I'm not sure if this is the place for this and I apologise if this topic has been covered before, but I noticed a taxonomy-dependent bias when merging and I think adding a "maxMismatch rate" to DADA2 (similar to cutadapt's "max-expected-errors") could be helpful in this regard.

Recently, I have been processing V3-V4 data with DADA2. The length of this region is variable, as brought up by @KQUB and @benjjneb in another topic. For example, the modal length of V3-V4 (without primers) is around 404 bp for Clostridia and 430 bp for Desulfovibrionia. This means that the overlap region can be anywhere between ca. 20 and 50 bp long.

If one is processing such a data set with less than perfect quality toward the end of the reads, one may try to increase the maxmismatch option from 0 to some small number to increase the success of merging. However, even when assuming constant or favourable quality values, the expected number of mismatches is higher for the longer overlaps, meaning that setting a fixed number of allowed mismatches (e.g. maxmismatches = 2) still penalises the taxa with shorter V3-V4 (= longer overlap). This can be observed by comparing the taxonomy barplots obtained by processing paired reads or forward reads only. I ended up using forward reads only, in order to avoid the bias and to ensure that good quality sequence data was used.

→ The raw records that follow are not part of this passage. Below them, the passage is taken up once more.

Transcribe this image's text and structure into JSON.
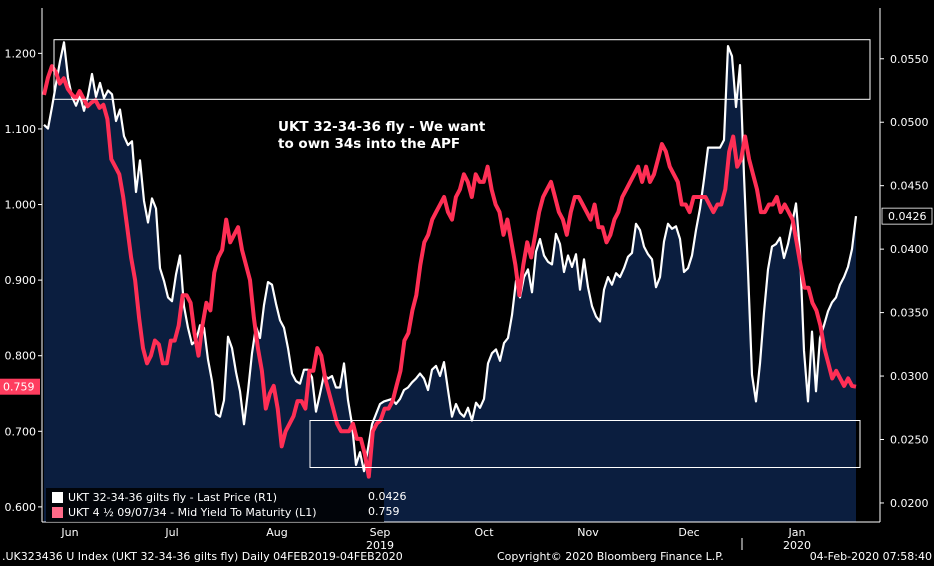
{
  "chart_data": {
    "type": "line",
    "title": "",
    "annotation": "UKT 32-34-36 fly - We want to own 34s into the APF",
    "annotation_lines": [
      "UKT 32-34-36 fly - We want",
      "to own 34s into the APF"
    ],
    "x_tick_labels": [
      "Jun",
      "Jul",
      "Aug",
      "Sep",
      "Oct",
      "Nov",
      "Dec",
      "Jan"
    ],
    "year_labels": [
      "2019",
      "2020"
    ],
    "left_axis": {
      "ylim": [
        0.58,
        1.26
      ],
      "ticks": [
        "0.600",
        "0.700",
        "0.800",
        "0.900",
        "1.000",
        "1.100",
        "1.200"
      ],
      "values": [
        0.6,
        0.7,
        0.8,
        0.9,
        1.0,
        1.1,
        1.2
      ]
    },
    "right_axis": {
      "ylim": [
        0.0185,
        0.059
      ],
      "ticks": [
        "0.0200",
        "0.0250",
        "0.0300",
        "0.0350",
        "0.0400",
        "0.0450",
        "0.0500",
        "0.0550"
      ],
      "values": [
        0.02,
        0.025,
        0.03,
        0.035,
        0.04,
        0.045,
        0.05,
        0.055
      ]
    },
    "series": [
      {
        "name": "UKT 32-34-36 gilts fly - Last Price (R1)",
        "axis": "right",
        "color": "#ffffff",
        "last_label": "0.0426",
        "values": [
          0.0498,
          0.0495,
          0.0512,
          0.053,
          0.0548,
          0.0563,
          0.0535,
          0.052,
          0.0513,
          0.0521,
          0.0509,
          0.0521,
          0.0538,
          0.052,
          0.0531,
          0.0519,
          0.0525,
          0.0522,
          0.0501,
          0.051,
          0.0489,
          0.0482,
          0.0485,
          0.0445,
          0.047,
          0.0438,
          0.0421,
          0.044,
          0.0432,
          0.0385,
          0.0375,
          0.0362,
          0.0359,
          0.038,
          0.0395,
          0.0355,
          0.0338,
          0.0325,
          0.0328,
          0.034,
          0.0338,
          0.0313,
          0.0296,
          0.027,
          0.0268,
          0.0281,
          0.0331,
          0.0322,
          0.0303,
          0.0288,
          0.0262,
          0.0288,
          0.0318,
          0.0339,
          0.033,
          0.0356,
          0.0374,
          0.0372,
          0.0357,
          0.0344,
          0.0338,
          0.0322,
          0.0302,
          0.0296,
          0.0294,
          0.0305,
          0.0305,
          0.0299,
          0.0272,
          0.0286,
          0.0301,
          0.0298,
          0.03,
          0.0291,
          0.0291,
          0.031,
          0.0281,
          0.0262,
          0.023,
          0.024,
          0.0225,
          0.0243,
          0.0262,
          0.027,
          0.0278,
          0.028,
          0.0281,
          0.0282,
          0.0278,
          0.0282,
          0.0289,
          0.0291,
          0.0295,
          0.0298,
          0.0302,
          0.0298,
          0.0289,
          0.0305,
          0.0308,
          0.03,
          0.0311,
          0.0289,
          0.0268,
          0.0278,
          0.0271,
          0.0268,
          0.0275,
          0.0265,
          0.0279,
          0.0275,
          0.0282,
          0.031,
          0.0318,
          0.0321,
          0.0312,
          0.0326,
          0.033,
          0.0348,
          0.0375,
          0.0362,
          0.0378,
          0.0384,
          0.0366,
          0.0398,
          0.0408,
          0.0395,
          0.039,
          0.0388,
          0.0412,
          0.0404,
          0.0382,
          0.0395,
          0.0386,
          0.0396,
          0.0368,
          0.0392,
          0.037,
          0.0355,
          0.0347,
          0.0343,
          0.0368,
          0.0378,
          0.0372,
          0.0381,
          0.0378,
          0.0385,
          0.0394,
          0.0397,
          0.042,
          0.0415,
          0.0402,
          0.0396,
          0.0392,
          0.037,
          0.0378,
          0.0406,
          0.042,
          0.0416,
          0.0418,
          0.0408,
          0.0382,
          0.0385,
          0.0395,
          0.0415,
          0.0432,
          0.0455,
          0.048,
          0.048,
          0.048,
          0.048,
          0.0486,
          0.056,
          0.0552,
          0.0512,
          0.0545,
          0.0458,
          0.0383,
          0.0301,
          0.028,
          0.031,
          0.035,
          0.0384,
          0.0402,
          0.0404,
          0.0409,
          0.0393,
          0.0404,
          0.042,
          0.0436,
          0.0398,
          0.032,
          0.028,
          0.0335,
          0.0288,
          0.033,
          0.034,
          0.0351,
          0.0358,
          0.0362,
          0.0372,
          0.0378,
          0.0386,
          0.04,
          0.0426
        ]
      },
      {
        "name": "UKT 4 ½ 09/07/34 - Mid Yield To Maturity (L1)",
        "axis": "left",
        "color": "#ff2f55",
        "last_label": "0.759",
        "values": [
          1.145,
          1.168,
          1.183,
          1.175,
          1.16,
          1.167,
          1.153,
          1.146,
          1.14,
          1.15,
          1.14,
          1.13,
          1.135,
          1.138,
          1.128,
          1.132,
          1.113,
          1.06,
          1.05,
          1.04,
          1.01,
          0.97,
          0.93,
          0.9,
          0.85,
          0.81,
          0.79,
          0.8,
          0.82,
          0.815,
          0.79,
          0.79,
          0.82,
          0.82,
          0.84,
          0.88,
          0.88,
          0.87,
          0.83,
          0.8,
          0.84,
          0.87,
          0.86,
          0.91,
          0.93,
          0.94,
          0.98,
          0.95,
          0.96,
          0.97,
          0.94,
          0.92,
          0.9,
          0.85,
          0.81,
          0.78,
          0.73,
          0.75,
          0.76,
          0.73,
          0.68,
          0.7,
          0.71,
          0.72,
          0.74,
          0.74,
          0.73,
          0.78,
          0.78,
          0.81,
          0.8,
          0.77,
          0.75,
          0.73,
          0.71,
          0.7,
          0.7,
          0.7,
          0.71,
          0.69,
          0.69,
          0.67,
          0.64,
          0.7,
          0.71,
          0.715,
          0.73,
          0.73,
          0.74,
          0.76,
          0.78,
          0.82,
          0.83,
          0.86,
          0.88,
          0.92,
          0.95,
          0.96,
          0.98,
          0.99,
          1.0,
          1.01,
          0.99,
          0.98,
          1.01,
          1.02,
          1.04,
          1.03,
          1.01,
          1.04,
          1.03,
          1.03,
          1.05,
          1.02,
          1.0,
          0.99,
          0.96,
          0.98,
          0.95,
          0.92,
          0.88,
          0.92,
          0.95,
          0.93,
          0.96,
          0.99,
          1.01,
          1.02,
          1.03,
          1.01,
          0.99,
          0.98,
          0.96,
          0.99,
          1.01,
          1.01,
          1.0,
          0.99,
          0.98,
          1.0,
          0.97,
          0.97,
          0.95,
          0.96,
          0.98,
          0.99,
          1.01,
          1.02,
          1.03,
          1.04,
          1.05,
          1.03,
          1.05,
          1.03,
          1.04,
          1.06,
          1.08,
          1.07,
          1.05,
          1.04,
          1.03,
          1.0,
          1.0,
          0.99,
          1.01,
          1.01,
          1.01,
          1.01,
          1.0,
          0.99,
          1.0,
          1.0,
          1.02,
          1.07,
          1.09,
          1.05,
          1.06,
          1.09,
          1.06,
          1.04,
          1.02,
          0.99,
          0.99,
          1.0,
          1.0,
          1.01,
          0.99,
          1.0,
          0.99,
          0.98,
          0.95,
          0.92,
          0.89,
          0.89,
          0.87,
          0.86,
          0.84,
          0.81,
          0.79,
          0.77,
          0.78,
          0.77,
          0.76,
          0.77,
          0.76,
          0.759
        ]
      }
    ],
    "highlight_boxes": [
      {
        "label": "top",
        "x_frac": [
          0.0,
          1.0
        ],
        "range_right": [
          0.0518,
          0.0565
        ]
      },
      {
        "label": "bottom",
        "x_frac": [
          0.33,
          1.0
        ],
        "range_right": [
          0.0228,
          0.0265
        ]
      }
    ],
    "area_fill_series": 0,
    "area_color": "#0b1e3f",
    "legend_placement": "bottom-left",
    "grid": false
  },
  "legend": {
    "entries": [
      {
        "label": "UKT 32-34-36 gilts fly - Last Price (R1)",
        "value": "0.0426",
        "color": "#ffffff"
      },
      {
        "label": "UKT 4 ½ 09/07/34 - Mid Yield To Maturity (L1)",
        "value": "0.759",
        "color": "#ff6b8a"
      }
    ]
  },
  "footer": {
    "left": ".UK323436 U Index (UKT 32-34-36 gilts fly)  Daily 04FEB2019-04FEB2020",
    "center": "Copyright© 2020 Bloomberg Finance L.P.",
    "right": "04-Feb-2020 07:58:40"
  }
}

One way to avoid the bias would perhaps be to just increase the maxMismatch until the bias is not observed anymore ... but that seems like it can break the merging of the short-overlap situation .
The other solution could be to add an option to set a maximum mismatch rate, e.g. 5%, 10% ..., perhaps even in combination with an absolute maximum. That way, the shorter and longer overlaps are put on the same footing. Would it be possible to add that? If not, does anyone know (or is using) any other solutions? I'd appreciate any feedback!

Whatever the case, I really like this tool and will for sure keep on using it

Keegan-Evans · August 5, 2021, 5:08pm

@mverce,

This would have to be implemented directly in DADA2 first, as the functionality in QIIME 2 is provided by wrapping DADA2, which is an R package. I am sure @benjjneb would welcome this as a contribution!